Une réunion s’est tenue mercredi à Yaoundé pour organiser un plan de communication au moment où des voix s’élèvent pour demander que la lumière soit faite.
L’affaire Gueérandi Mbara embarrasse le pouvoir de Yaoundé au plus haut point. Selon des informations exclusives du Jour, une réunion s’est tenue mercredi à Yaoundé avec tous les services concernés. Un mémo a été rédigé par les auteurs de l’opération ayant abouti au rapt de l’ancien capitaine, et un plan de communication a été élaboré et devrait être déployé dans les prochains jours.
L’embarras du gouvernement vient de ce que, soutiennent certaines sources proches du dossier, Guérandi Mbara serait mort.

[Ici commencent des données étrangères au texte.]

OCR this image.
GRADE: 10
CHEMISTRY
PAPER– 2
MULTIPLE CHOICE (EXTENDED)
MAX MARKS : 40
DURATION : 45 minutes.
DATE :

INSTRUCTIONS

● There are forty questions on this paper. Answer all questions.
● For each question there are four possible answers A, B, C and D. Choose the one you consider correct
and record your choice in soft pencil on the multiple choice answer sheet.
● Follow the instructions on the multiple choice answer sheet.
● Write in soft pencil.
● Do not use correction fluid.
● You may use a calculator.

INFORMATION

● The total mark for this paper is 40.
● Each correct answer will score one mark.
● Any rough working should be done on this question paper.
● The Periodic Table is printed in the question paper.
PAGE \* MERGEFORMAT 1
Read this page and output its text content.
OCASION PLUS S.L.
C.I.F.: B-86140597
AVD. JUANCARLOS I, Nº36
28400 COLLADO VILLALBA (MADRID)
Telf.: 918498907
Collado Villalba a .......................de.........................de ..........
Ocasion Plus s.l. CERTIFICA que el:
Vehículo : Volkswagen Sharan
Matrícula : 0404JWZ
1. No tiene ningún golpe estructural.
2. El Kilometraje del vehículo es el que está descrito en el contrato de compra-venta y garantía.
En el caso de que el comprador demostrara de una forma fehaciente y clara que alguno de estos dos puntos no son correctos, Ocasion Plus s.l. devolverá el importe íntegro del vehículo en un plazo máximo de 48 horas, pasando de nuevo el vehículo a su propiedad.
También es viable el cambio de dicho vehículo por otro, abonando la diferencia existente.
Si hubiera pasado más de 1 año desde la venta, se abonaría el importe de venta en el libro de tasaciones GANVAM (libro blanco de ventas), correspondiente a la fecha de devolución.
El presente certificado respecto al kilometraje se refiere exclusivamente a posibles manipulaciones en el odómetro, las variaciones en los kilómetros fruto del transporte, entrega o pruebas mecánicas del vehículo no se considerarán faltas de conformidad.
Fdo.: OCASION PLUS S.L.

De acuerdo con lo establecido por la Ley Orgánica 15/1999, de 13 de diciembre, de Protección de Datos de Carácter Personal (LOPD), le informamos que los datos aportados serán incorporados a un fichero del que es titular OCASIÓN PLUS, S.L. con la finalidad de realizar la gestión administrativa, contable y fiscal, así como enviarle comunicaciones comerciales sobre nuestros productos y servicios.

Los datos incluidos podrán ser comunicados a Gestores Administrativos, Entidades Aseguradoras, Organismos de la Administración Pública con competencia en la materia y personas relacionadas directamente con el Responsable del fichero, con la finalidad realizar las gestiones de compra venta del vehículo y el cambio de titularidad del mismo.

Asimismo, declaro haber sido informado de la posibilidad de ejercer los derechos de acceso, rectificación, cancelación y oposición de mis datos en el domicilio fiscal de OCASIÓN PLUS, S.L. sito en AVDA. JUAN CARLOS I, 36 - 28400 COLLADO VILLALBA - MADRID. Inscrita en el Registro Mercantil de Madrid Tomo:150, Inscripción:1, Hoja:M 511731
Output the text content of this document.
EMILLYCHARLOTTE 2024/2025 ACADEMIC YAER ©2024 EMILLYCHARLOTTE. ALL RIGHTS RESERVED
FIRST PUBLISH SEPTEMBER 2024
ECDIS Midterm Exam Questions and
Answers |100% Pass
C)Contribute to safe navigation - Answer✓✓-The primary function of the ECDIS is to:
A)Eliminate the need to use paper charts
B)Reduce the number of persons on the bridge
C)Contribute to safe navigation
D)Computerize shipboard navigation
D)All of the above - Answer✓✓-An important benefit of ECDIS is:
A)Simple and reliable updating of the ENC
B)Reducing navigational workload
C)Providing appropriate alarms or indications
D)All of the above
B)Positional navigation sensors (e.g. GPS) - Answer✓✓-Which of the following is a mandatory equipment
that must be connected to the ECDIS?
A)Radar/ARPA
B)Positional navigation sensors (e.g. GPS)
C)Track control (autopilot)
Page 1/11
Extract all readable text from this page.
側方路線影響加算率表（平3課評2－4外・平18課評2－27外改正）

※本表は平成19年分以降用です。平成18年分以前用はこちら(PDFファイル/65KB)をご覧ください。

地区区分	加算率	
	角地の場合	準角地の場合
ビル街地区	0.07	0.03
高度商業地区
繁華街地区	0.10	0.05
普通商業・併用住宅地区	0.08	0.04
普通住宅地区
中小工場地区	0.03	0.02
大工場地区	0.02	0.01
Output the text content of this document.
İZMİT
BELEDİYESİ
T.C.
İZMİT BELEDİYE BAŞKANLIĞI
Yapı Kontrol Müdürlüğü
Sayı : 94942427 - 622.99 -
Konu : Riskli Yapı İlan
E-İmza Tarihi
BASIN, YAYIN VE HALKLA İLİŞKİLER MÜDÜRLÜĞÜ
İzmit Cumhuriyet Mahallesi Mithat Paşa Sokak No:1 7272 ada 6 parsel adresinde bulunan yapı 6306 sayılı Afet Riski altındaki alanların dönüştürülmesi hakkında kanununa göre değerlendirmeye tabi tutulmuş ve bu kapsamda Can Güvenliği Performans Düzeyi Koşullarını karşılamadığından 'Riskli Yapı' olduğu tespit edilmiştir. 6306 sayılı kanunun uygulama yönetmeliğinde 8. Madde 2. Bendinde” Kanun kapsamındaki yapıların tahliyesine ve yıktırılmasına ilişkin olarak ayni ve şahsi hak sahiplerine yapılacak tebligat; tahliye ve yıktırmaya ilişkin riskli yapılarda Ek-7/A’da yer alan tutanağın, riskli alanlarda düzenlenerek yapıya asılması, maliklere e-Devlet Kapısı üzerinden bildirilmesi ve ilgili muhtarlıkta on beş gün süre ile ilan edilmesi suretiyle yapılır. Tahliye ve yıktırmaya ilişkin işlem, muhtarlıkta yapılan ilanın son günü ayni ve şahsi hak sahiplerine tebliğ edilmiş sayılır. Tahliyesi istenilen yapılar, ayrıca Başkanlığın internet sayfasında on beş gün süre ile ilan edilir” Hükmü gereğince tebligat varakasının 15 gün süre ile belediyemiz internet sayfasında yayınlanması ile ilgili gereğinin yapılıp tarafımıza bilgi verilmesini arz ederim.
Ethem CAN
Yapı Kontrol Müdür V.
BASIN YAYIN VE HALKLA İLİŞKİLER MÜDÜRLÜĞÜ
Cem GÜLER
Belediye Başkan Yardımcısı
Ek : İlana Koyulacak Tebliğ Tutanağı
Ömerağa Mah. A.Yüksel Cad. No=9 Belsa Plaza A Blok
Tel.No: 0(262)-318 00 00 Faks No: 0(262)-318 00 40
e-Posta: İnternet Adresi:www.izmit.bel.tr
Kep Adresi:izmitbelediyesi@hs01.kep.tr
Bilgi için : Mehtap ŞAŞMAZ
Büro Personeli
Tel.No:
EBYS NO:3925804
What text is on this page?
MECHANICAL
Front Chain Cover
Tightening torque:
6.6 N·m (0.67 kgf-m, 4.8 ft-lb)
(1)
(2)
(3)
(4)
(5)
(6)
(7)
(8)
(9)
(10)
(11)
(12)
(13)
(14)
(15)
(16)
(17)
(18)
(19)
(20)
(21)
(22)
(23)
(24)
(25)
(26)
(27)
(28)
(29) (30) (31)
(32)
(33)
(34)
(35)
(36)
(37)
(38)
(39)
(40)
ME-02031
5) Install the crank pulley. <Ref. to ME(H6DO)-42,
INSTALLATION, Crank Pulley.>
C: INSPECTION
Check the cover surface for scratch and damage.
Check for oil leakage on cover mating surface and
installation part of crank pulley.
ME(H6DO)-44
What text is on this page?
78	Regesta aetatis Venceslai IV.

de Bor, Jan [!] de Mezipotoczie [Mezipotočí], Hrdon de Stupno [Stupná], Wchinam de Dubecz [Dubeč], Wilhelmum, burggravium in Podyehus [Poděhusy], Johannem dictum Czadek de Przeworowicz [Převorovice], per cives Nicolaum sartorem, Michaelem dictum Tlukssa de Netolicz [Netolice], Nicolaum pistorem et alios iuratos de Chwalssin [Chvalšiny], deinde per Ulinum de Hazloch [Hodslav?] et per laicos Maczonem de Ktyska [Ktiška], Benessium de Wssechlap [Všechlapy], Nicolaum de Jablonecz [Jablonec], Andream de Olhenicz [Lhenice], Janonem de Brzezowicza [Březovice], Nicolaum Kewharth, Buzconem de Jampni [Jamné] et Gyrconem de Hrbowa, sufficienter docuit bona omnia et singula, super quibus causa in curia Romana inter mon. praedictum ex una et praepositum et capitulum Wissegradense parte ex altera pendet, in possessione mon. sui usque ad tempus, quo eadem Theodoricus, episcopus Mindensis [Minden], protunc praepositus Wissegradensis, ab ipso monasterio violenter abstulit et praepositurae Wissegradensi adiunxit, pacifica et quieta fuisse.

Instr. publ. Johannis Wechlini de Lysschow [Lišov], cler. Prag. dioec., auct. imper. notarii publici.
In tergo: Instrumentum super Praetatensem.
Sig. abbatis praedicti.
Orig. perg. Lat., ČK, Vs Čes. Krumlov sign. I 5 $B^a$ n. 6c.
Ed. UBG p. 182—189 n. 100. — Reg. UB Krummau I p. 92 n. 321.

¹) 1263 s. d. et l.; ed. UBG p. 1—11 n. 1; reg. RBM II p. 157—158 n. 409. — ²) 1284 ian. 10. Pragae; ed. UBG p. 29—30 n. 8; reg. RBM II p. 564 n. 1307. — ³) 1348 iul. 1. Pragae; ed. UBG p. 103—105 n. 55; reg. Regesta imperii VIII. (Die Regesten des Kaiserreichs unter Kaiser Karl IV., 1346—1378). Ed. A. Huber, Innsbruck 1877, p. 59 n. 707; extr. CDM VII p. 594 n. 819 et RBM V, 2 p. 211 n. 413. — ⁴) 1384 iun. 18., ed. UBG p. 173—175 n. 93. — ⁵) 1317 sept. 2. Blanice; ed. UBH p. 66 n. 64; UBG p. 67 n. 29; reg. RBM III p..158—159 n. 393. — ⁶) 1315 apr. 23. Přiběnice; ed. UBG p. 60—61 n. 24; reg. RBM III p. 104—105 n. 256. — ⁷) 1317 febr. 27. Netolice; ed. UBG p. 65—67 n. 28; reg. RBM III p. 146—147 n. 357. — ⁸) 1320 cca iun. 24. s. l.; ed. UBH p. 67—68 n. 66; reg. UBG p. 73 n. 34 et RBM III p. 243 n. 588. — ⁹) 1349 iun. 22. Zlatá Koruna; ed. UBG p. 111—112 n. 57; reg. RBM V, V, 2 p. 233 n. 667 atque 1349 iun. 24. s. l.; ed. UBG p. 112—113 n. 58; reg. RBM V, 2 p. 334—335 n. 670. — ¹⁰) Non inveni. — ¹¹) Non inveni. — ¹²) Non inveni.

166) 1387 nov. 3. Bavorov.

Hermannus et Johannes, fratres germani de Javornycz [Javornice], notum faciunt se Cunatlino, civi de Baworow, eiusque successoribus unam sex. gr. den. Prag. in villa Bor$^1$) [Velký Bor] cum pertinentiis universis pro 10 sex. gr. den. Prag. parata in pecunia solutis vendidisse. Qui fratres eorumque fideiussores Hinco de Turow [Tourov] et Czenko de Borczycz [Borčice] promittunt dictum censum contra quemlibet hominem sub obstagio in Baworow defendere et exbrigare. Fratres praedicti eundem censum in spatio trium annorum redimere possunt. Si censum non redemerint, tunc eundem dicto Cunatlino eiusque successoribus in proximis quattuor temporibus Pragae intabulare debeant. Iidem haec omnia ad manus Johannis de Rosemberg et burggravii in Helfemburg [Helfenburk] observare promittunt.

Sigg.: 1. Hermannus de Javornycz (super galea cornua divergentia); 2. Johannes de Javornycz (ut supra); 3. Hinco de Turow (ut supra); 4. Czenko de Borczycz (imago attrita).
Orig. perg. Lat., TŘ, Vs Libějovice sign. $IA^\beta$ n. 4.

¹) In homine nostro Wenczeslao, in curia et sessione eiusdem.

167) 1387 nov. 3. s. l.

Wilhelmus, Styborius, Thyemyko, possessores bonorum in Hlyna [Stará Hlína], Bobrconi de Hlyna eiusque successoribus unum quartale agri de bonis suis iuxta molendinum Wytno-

Plusieurs doses de sédatif lui auraient été administrées entre Sofia et Douala afin d’empêcher qu’il se réveille en plein vol. L’officier rebelle n’a pas pu tenir et a succombé à une overdose. La source du Jour confirme une hypothèse qui était déjà avancée par Jeune Afrique, qui suggérait que le capitaine Guerandi était mort entre Edéa et Pouma et enterré à la hâte par les hommes de la Dgre venus récupérer le « colis » à l’entrée de la ville de Douala. Toutes ces informations ont non seulement été livrées à JA, mais en plus aux services secrets français par José Fernandès Abrantes, le mercenaire portugais recruté pour la mission et qui n’avait pas été totalement payé.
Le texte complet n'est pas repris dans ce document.